Private equity giant Blackstone will acquire the pet care app Rover in an all-cash deal valued at $2.3 billion, the companies announced Wednesday.
Shares of Rover climbed about 28% on news of the deal, which will pay Rover shareholders $11 per share. Blackstone said that amounts to a 61% premium over the Rover’s average share price during the past 90 trading days.
The deal is expected to close in the first quarter of 2024, at which time Rover will no longer be a publicly-traded company. The agreement includes a 30-day period expiring on Dec. 29 in which Rover and its advisors can solicit and negotiate other acquisition offers.
Rover’s board of directors have approved the acquisition and recommended that Rover shareholders do the same.

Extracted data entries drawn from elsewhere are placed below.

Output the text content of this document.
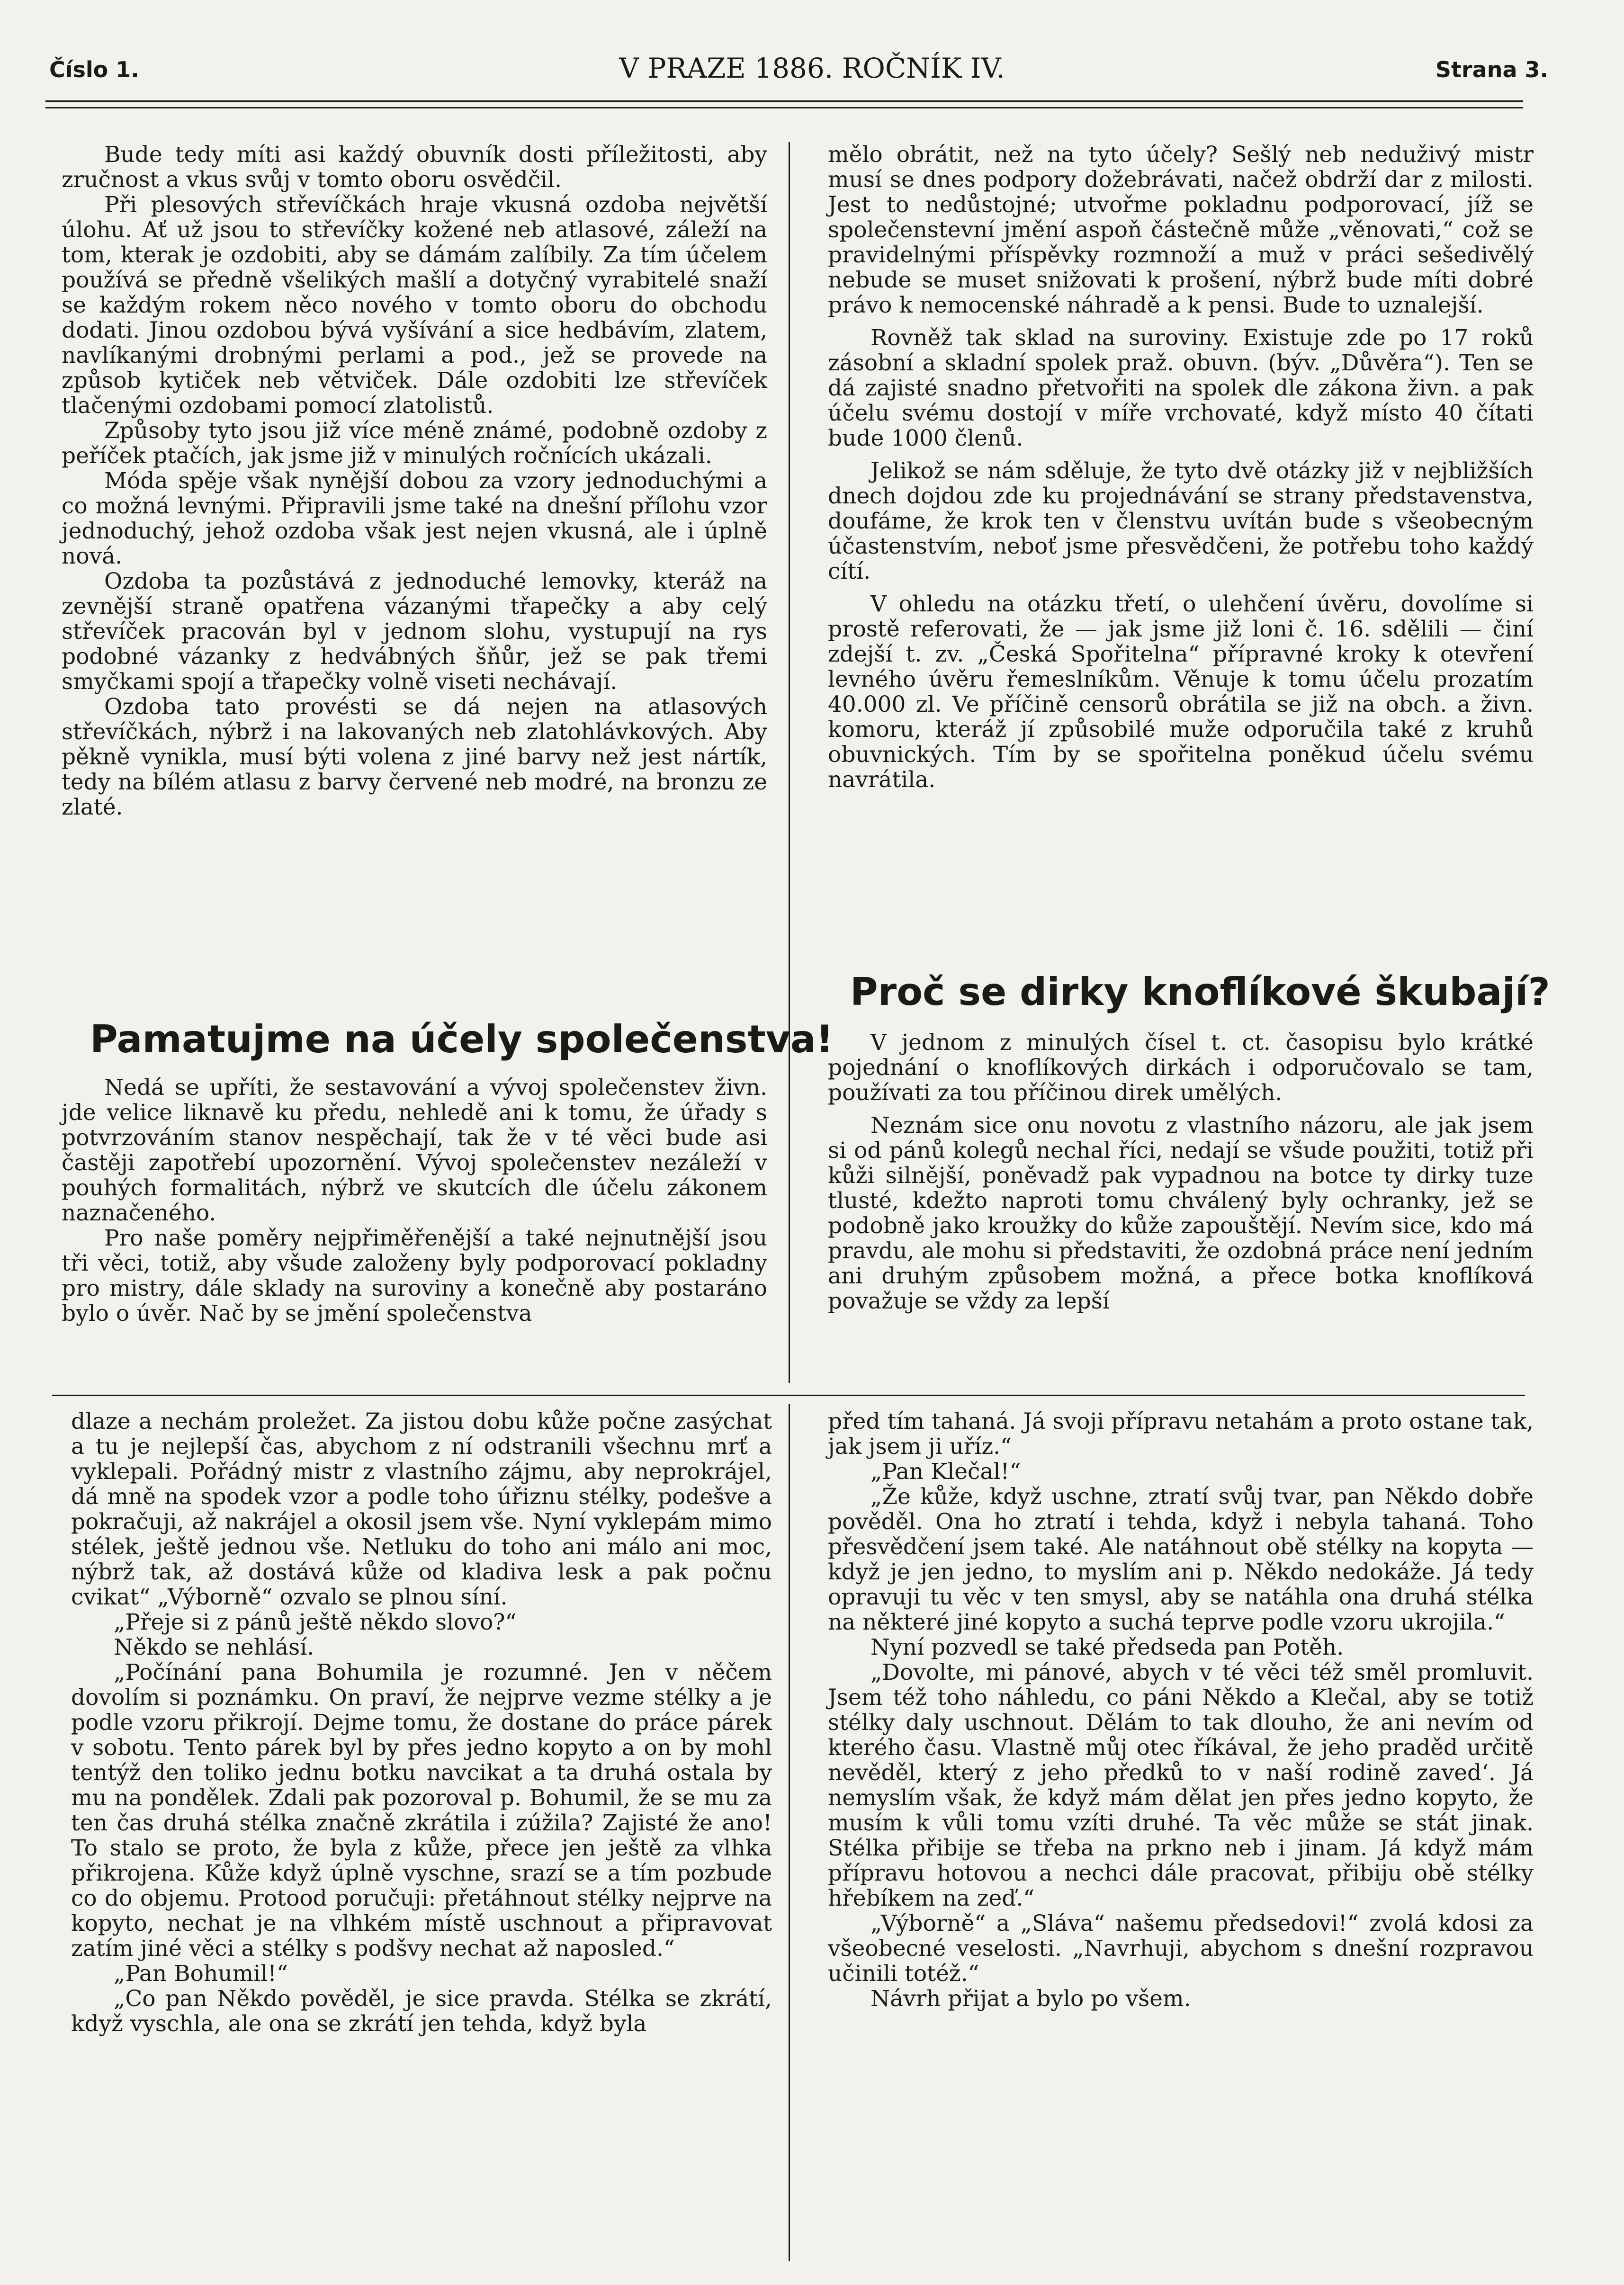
Číslo 1.	V PRAZE 1886. ROČNÍK IV.	Strana 3.

Bude tedy míti asi každý obuvník dosti příležitosti, aby zručnost a vkus svůj v tomto oboru osvědčil.

Při plesových střevíčkách hraje vkusná ozdoba největší úlohu. Ať už jsou to střevíčky kožené neb atlasové, záleží na tom, kterak je ozdobiti, aby se dámám zalíbily. Za tím účelem používá se předně všelikých mašlí a dotyčný vyrabitelé snaží se každým rokem něco nového v tomto oboru do obchodu dodati. Jinou ozdobou bývá vyšívání a sice hedbávím, zlatem, navlíkanými drobnými perlami a pod., jež se provede na způsob kytiček neb větviček. Dále ozdobiti lze střevíček tlačenými ozdobami pomocí zlatolistů.

Způsoby tyto jsou již více méně známé, podobně ozdoby z peříček ptačích, jak jsme již v minulých ročnících ukázali.

Móda spěje však nynější dobou za vzory jednoduchými a co možná levnými. Připravili jsme také na dnešní přílohu vzor jednoduchý, jehož ozdoba však jest nejen vkusná, ale i úplně nová.

Ozdoba ta pozůstává z jednoduché lemovky, kteráž na zevnější straně opatřena vázanými třapečky a aby celý střevíček pracován byl v jednom slohu, vystupují na rys podobné vázanky z hedvábných šňůr, jež se pak třemi smyčkami spojí a třapečky volně viseti nechávají.

Ozdoba tato provésti se dá nejen na atlasových střevíčkách, nýbrž i na lakovaných neb zlatohlávkových. Aby pěkně vynikla, musí býti volena z jiné barvy než jest nártík, tedy na bílém atlasu z barvy červené neb modré, na bronzu ze zlaté.

Pamatujme na účely společenstva!

Nedá se upříti, že sestavování a vývoj společenstev živn. jde velice liknavě ku předu, nehledě ani k tomu, že úřady s potvrzováním stanov nespěchají, tak že v té věci bude asi častěji zapotřebí upozornění. Vývoj společenstev nezáleží v pouhých formalitách, nýbrž ve skutcích dle účelu zákonem naznačeného.

Pro naše poměry nejpřiměřenější a také nejnutnější jsou tři věci, totiž, aby všude založeny byly podporovací pokladny pro mistry, dále sklady na suroviny a konečně aby postaráno bylo o úvěr. Nač by se jmění společenstva

mělo obrátit, než na tyto účely? Sešlý neb neduživý mistr musí se dnes podpory dožebrávati, načež obdrží dar z milosti. Jest to nedůstojné; utvořme pokladnu podporovací, jíž se společenstevní jmění aspoň částečně může „věnovati,“ což se pravidelnými příspěvky rozmnoží a muž v práci sešedivělý nebude se muset snižovati k prošení, nýbrž bude míti dobré právo k nemocenské náhradě a k pensi. Bude to uznalejší.

Rovněž tak sklad na suroviny. Existuje zde po 17 roků zásobní a skladní spolek praž. obuvn. (býv. „Důvěra“). Ten se dá zajisté snadno přetvořiti na spolek dle zákona živn. a pak účelu svému dostojí v míře vrchovaté, když místo 40 čítati bude 1000 členů.

Jelikož se nám sděluje, že tyto dvě otázky již v nejbližších dnech dojdou zde ku projednávání se strany představenstva, doufáme, že krok ten v členstvu uvítán bude s všeobecným účastenstvím, neboť jsme přesvědčeni, že potřebu toho každý cítí.

V ohledu na otázku třetí, o ulehčení úvěru, dovolíme si prostě referovati, že — jak jsme již loni č. 16. sdělili — činí zdejší t. zv. „Česká Spořitelna“ přípravné kroky k otevření levného úvěru řemeslníkům. Věnuje k tomu účelu prozatím 40.000 zl. Ve příčině censorů obrátila se již na obch. a živn. komoru, kteráž jí způsobilé muže odporučila také z kruhů obuvnických. Tím by se spořitelna poněkud účelu svému navrátila.

Proč se dirky knoflíkové škubají?

V jednom z minulých čísel t. ct. časopisu bylo krátké pojednání o knoflíkových dirkách i odporučovalo se tam, používati za tou příčinou direk umělých.

Neznám sice onu novotu z vlastního názoru, ale jak jsem si od pánů kolegů nechal říci, nedají se všude použiti, totiž při kůži silnější, poněvadž pak vypadnou na botce ty dirky tuze tlusté, kdežto naproti tomu chválený byly ochranky, jež se podobně jako kroužky do kůže zapouštějí. Nevím sice, kdo má pravdu, ale mohu si představiti, že ozdobná práce není jedním ani druhým způsobem možná, a přece botka knoflíková považuje se vždy za lepší

dlaze a nechám proležet. Za jistou dobu kůže počne zasýchat a tu je nejlepší čas, abychom z ní odstranili všechnu mrť a vyklepali. Pořádný mistr z vlastního zájmu, aby neprokrájel, dá mně na spodek vzor a podle toho úřiznu stélky, podešve a pokračuji, až nakrájel a okosil jsem vše. Nyní vyklepám mimo stélek, ještě jednou vše. Netluku do toho ani málo ani moc, nýbrž tak, až dostává kůže od kladiva lesk a pak počnu cvikat“ „Výborně“ ozvalo se plnou síní.

„Přeje si z pánů ještě někdo slovo?“

Někdo se nehlásí.

„Počínání pana Bohumila je rozumné. Jen v něčem dovolím si poznámku. On praví, že nejprve vezme stélky a je podle vzoru přikrojí. Dejme tomu, že dostane do práce párek v sobotu. Tento párek byl by přes jedno kopyto a on by mohl tentýž den toliko jednu botku navcikat a ta druhá ostala by mu na pondělek. Zdali pak pozoroval p. Bohumil, že se mu za ten čas druhá stélka značně zkrátila i zúžila? Zajisté že ano! To stalo se proto, že byla z kůže, přece jen ještě za vlhka přikrojena. Kůže když úplně vyschne, srazí se a tím pozbude co do objemu. Protood poručuji: přetáhnout stélky nejprve na kopyto, nechat je na vlhkém místě uschnout a připravovat zatím jiné věci a stélky s podšvy nechat až naposled.“

„Pan Bohumil!“

„Co pan Někdo pověděl, je sice pravda. Stélka se zkrátí, když vyschla, ale ona se zkrátí jen tehda, když byla

před tím tahaná. Já svoji přípravu netahám a proto ostane tak, jak jsem ji uříz.“

„Pan Klečal!“

„Že kůže, když uschne, ztratí svůj tvar, pan Někdo dobře pověděl. Ona ho ztratí i tehda, když i nebyla tahaná. Toho přesvědčení jsem také. Ale natáhnout obě stélky na kopyta — když je jen jedno, to myslím ani p. Někdo nedokáže. Já tedy opravuji tu věc v ten smysl, aby se natáhla ona druhá stélka na některé jiné kopyto a suchá teprve podle vzoru ukrojila.“

Nyní pozvedl se také předseda pan Potěh.

„Dovolte, mi pánové, abych v té věci též směl promluvit. Jsem též toho náhledu, co páni Někdo a Klečal, aby se totiž stélky daly uschnout. Dělám to tak dlouho, že ani nevím od kterého času. Vlastně můj otec říkával, že jeho praděd určitě nevěděl, který z jeho předků to v naší rodině zaved‘. Já nemyslím však, že když mám dělat jen přes jedno kopyto, že musím k vůli tomu vzíti druhé. Ta věc může se stát jinak. Stélka přibije se třeba na prkno neb i jinam. Já když mám přípravu hotovou a nechci dále pracovat, přibiju obě stélky hřebíkem na zeď.“

„Výborně“ a „Sláva“ našemu předsedovi!“ zvolá kdosi za všeobecné veselosti. „Navrhuji, abychom s dnešní rozpravou učinili totéž.“

Návrh přijat a bylo po všem.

Rover shares mostly bounced around under $7 each for most of the year before jumping earlier this month on a strong third-quarter earnings report. Rover earned 5 cents per share last quarter, better than the 3 cents per share analysts were expecting. Sales of $66.2 million in the period also beat Wall Street projections and were up 30% from the same period a year ago.
“We believe Rover has a significant runway for growth as pet owners increasingly place a premium on high-quality care, flexibility and convenience,” said Tushar Gupta, a principal at Blackstone.
Rover was founded in 2011, connecting pet owners with care providers who provide boarding, in-home pet sitting and dog walking, among other services.
The Seattle-based company says from its inception through Sept. 30, more than 93 million services have been booked by more than 4 million pet owners with more than 1 million pet care providers paid across North America and Europe.
Rover shares jumped to $10.90 per share in midday trading and have nearly tripled in price this year.